Lorsque que vous rassemblez 70% des foyers, vous avez toute la variété des profils possibles : les consommateurs au revenu confortable, qui souhaitent accumuler des miles pour des vols gratuits ; ceux qui préfèrent bénéficier de réductions immédiates sur leur facture d’essence ou leurs courses. Compte tenu de ce large spectre de consommateurs, nous devons proposer un large choix. Je suis notamment convaincu que les cartes cadeaux, le merchandising, les voyages, vont devenir des éléments différenciants. Pour nous, tout l’enjeu consiste à trouver des récompenses et mécanismes nouveaux et excitants pour les consommateurs, et de leur envoyer un message pertinent qui reflète ce qu‘ils sont et quels genres de récompenses ils souhaitent.

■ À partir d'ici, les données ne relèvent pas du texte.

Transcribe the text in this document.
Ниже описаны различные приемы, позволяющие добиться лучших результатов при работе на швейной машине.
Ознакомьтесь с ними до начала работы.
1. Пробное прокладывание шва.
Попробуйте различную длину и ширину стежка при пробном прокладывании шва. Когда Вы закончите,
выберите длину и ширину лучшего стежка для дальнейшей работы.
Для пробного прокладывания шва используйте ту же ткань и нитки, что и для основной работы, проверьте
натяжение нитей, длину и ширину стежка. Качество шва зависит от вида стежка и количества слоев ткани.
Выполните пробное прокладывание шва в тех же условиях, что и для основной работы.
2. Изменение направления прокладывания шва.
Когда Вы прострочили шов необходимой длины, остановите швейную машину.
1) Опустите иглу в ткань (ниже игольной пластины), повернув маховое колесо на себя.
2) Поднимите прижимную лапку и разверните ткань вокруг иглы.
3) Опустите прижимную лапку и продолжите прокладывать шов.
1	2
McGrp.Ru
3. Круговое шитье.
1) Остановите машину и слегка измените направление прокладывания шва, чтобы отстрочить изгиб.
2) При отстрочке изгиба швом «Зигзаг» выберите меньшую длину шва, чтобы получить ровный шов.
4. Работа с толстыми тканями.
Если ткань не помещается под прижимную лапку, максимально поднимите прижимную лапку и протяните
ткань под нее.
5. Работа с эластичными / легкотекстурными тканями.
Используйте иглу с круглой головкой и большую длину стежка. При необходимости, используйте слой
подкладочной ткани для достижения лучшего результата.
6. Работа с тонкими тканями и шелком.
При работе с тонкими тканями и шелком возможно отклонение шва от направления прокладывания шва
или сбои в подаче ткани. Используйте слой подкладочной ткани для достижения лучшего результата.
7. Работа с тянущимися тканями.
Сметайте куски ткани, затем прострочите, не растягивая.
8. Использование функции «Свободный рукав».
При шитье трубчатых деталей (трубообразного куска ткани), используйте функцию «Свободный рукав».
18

Vous avez également créé un programme autour de l’écologie… Vendre de bons produits n’est plus suffisant, il faut y ajouter une dimension émotionnelle ?
Il est évident que si les marques parviennent à créer un lien émotionnel positif avec les consommateurs en associant leurs produits à une cause qui les touche directement, vous augmentez votre potentiel de ventes. Nous avons démarré Air Miles Planet voici trois ans parce qu’il y avait à l’époque une mobilisation autour de l’écologie et du changement climatique. Ce programme incitait les consommateurs à acheter une sélection de produits verts en échange de miles. Mais, nous nous sommes aperçus que ces préoccupations n’étaient pas suffisamment rassembleuses. Beaucoup de consommateurs souhaitent faire de meilleurs choix, pas forcément le meilleur...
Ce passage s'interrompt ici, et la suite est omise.